En garantissant aux maires leur « liberté de conscience » avant de se dédire sur injonction des militants LGBT, François Hollande a donné l’image d’un président inconsistant.
Pour entamer la confiance, rien de pire que l’incertitude. Déjà suspecté par ses anciens concurrents de la primaire socialiste d’une propension à céder au dernier venu, François Hollande a réussi à mettre deux jours de suite son projet de « mariage pour tous » sur le devant de la scène, mais de façon contradictoire. Un jour pour reconnaître aux maires une « liberté de conscience », le lendemain pour la leur retirer.
Mardi 20 novembre, devant quelque 7 800 élus rassemblés pour le congrès des maires de France, le Président donne l’impression de viser l’apaisement : « La loi s’applique pour tous, dans le respect néanmoins de la liberté de conscience. » Liberté de conscience ! Une formule choc répétée une seconde fois par l’orateur, pour souligner l’existence de possibilités de délégation d’un maire à ses adjoints, et même proposer leur élargissement. Tout porte à croire que la déclaration présidentielle a été préalablement négociée avec le président de l’Association des maires de France (www.mairespourlenfance.fr). Objectif : éteindre la fronde des élus locaux. Déjà plus de 17 000 maires et maires adjoints ont en effet signé la pétition des Maires pour l’enfance. Elle contient trois demandes : que les édiles soient consultés avant toute modification du mariage, que le projet en l’état soit retiré et, en tout état de cause, qu’une clause de conscience soit reconnue aux officiers d’état civil. Saluant un « geste d’apaisement » Jacques Pélissard, président de l’Association des maires de France (AMF), affirme aussitôt en tribune que les élus « respecteront la loi ». L’opération déminage semble bouclée.
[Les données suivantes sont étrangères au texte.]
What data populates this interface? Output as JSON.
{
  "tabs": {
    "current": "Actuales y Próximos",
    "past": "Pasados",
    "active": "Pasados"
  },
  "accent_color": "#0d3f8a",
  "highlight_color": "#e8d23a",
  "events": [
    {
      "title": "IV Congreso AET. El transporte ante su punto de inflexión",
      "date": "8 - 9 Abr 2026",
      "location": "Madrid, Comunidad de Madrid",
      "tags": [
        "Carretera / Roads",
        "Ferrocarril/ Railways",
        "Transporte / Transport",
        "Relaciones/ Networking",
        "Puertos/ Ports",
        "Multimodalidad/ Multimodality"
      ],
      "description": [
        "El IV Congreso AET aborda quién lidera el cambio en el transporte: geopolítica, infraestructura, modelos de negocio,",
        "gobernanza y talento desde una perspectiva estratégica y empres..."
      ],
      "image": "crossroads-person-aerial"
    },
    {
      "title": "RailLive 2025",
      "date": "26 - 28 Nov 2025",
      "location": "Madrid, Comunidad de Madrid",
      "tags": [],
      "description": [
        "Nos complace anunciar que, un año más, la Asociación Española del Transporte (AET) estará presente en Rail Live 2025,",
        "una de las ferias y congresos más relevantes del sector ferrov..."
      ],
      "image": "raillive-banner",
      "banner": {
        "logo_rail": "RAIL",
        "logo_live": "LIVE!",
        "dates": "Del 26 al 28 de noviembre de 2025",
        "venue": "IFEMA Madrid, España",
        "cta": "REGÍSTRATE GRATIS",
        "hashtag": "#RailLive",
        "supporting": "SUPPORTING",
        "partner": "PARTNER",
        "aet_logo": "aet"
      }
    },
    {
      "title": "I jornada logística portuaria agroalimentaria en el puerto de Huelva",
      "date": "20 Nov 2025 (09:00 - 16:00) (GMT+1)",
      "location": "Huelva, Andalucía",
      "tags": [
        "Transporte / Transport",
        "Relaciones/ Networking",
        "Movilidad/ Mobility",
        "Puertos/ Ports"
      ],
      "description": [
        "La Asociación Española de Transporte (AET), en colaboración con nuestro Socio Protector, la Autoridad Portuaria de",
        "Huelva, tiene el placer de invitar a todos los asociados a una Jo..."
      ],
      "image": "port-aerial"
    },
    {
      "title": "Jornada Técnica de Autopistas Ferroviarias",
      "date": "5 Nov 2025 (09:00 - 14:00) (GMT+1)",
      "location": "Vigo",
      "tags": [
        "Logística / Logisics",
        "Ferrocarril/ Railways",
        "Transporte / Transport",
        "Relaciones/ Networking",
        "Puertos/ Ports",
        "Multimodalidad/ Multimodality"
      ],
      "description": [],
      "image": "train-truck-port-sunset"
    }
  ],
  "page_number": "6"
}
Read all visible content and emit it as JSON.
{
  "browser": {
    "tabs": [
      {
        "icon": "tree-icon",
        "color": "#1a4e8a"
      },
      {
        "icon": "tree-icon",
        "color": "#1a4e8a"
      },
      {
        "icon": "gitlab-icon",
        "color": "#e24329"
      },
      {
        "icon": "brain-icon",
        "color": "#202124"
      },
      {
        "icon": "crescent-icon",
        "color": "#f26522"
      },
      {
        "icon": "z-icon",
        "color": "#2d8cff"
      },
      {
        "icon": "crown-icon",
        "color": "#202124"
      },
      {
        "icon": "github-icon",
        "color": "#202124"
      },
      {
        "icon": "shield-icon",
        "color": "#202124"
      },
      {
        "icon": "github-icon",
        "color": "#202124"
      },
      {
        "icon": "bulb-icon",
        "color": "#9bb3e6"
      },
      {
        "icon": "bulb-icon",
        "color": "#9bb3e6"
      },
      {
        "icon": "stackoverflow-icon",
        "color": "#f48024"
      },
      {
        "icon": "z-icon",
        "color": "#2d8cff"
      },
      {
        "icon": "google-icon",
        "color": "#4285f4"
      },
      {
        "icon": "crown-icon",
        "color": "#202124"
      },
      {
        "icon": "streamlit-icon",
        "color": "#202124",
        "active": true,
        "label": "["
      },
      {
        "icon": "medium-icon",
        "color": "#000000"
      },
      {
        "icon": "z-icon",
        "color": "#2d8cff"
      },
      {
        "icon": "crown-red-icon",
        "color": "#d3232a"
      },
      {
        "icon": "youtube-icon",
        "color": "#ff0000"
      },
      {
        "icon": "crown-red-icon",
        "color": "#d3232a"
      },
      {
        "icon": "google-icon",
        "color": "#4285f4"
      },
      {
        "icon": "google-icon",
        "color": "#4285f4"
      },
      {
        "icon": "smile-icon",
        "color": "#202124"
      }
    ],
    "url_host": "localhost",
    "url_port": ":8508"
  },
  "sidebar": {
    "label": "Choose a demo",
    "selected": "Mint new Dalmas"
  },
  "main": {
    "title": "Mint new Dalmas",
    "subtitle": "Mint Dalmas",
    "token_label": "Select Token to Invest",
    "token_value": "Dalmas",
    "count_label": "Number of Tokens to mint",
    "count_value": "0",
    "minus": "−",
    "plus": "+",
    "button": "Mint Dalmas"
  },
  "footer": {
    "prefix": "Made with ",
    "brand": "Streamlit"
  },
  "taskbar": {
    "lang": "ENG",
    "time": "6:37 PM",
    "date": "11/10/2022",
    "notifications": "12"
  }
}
Certains redoutent d’ailleurs une tentative gouvernementale « d’enfumage » des maires.
C’est sans compter sur l’indignation des associations qui affirment représenter les personnes homosexuelles, colère relayée par les élus écologistes, du Parti de gauche et du Parti communiste. « Scandalisée », l’association Inter-LGBT (lesbienne, gay, bi et trans) annonce la suspension de « toutes ses relations » avec le gouvernement. Immédiatement, le chef de l’État reçoit longuement ses représentants. Situation ubuesque ? Dans une France qui peine à affronter la crise économique au point qu’on la dit menacée d’un déclin inexorable, le président de la République distrait au pied levé 40 minutes de son précieux temps pour gérer ce qui ressemble à s’y méprendre à la crise d’adulescents vindicatifs… Et tout ça pour reculer. Mués en porte-parole de l’Élysée, nos deux émissaires n’affirment-ils pas sur le perron du Palais présidentiel que l’expression « liberté de conscience » a été retirée ? Selon un Nicolas Gougain « rassuré », François Hollande aurait reconnu que la formule employée devant les maires n’était pas « approprié[e] ».
Du côté des dirigeants de l’Association des maires de France, on feint de s’en tenir à ce qui a été prononcé publiquement, devant des milliers de témoins. Comme si le double-langage public pouvait contenter les deux camps ! En coulisse toutefois, la tentative d’apaisement présidentielle a du mal à passer. Elle s’est muée en camouflet. Le porte-parole des Maires pour l’enfance peut désormais compter sur l’engagement encore plus déterminé de ses adhérents et sur de nouvelles signatures…
Et surtout, le chef de l’État a bien reconnu publiquement que marier deux personnes de même sexe, avec droit d’adopter des enfants, peut légitimement heurter la conscience d’un élu. Puis en se rétractant c’est bien la liberté de conscience des élus qu’il a fait reculer… Selon le moment de leur prise de parole, les leaders d’une opposition en pleine crise de leadership ont eu beau jeu de constater un « vrai début de recul » (Jean-François Copé) puis, à l’image de Laurent Wauquier, un « cafouillis ».
Pendant ce temps, les auditions se poursuivent d’une étrange façon à l’Assemblée nationale. Le député PS Erwan Binet, rapporteur du projet, a appelé les « pro mariage gay » pour ses auditions publiques, mais ne consent à rencontrer la plupart des « anti » qu’au cours de rencontres privées. En découvrant que 100 % des juristes auditionnés (comme les sociologues) soutenaient le projet gouvernemental, d’autres juristes se sont rebellés sur le Net.
D’autant qu’Erwan Binet se justifie en prétendant que les opposants le sont par « posture » et « sans argument de fond » ! En perspective de la première manifestation nationale qui se prépare à Paris, le 13 janvier 2013, tout se passe comme si le gouvernement voulait que la colère monte.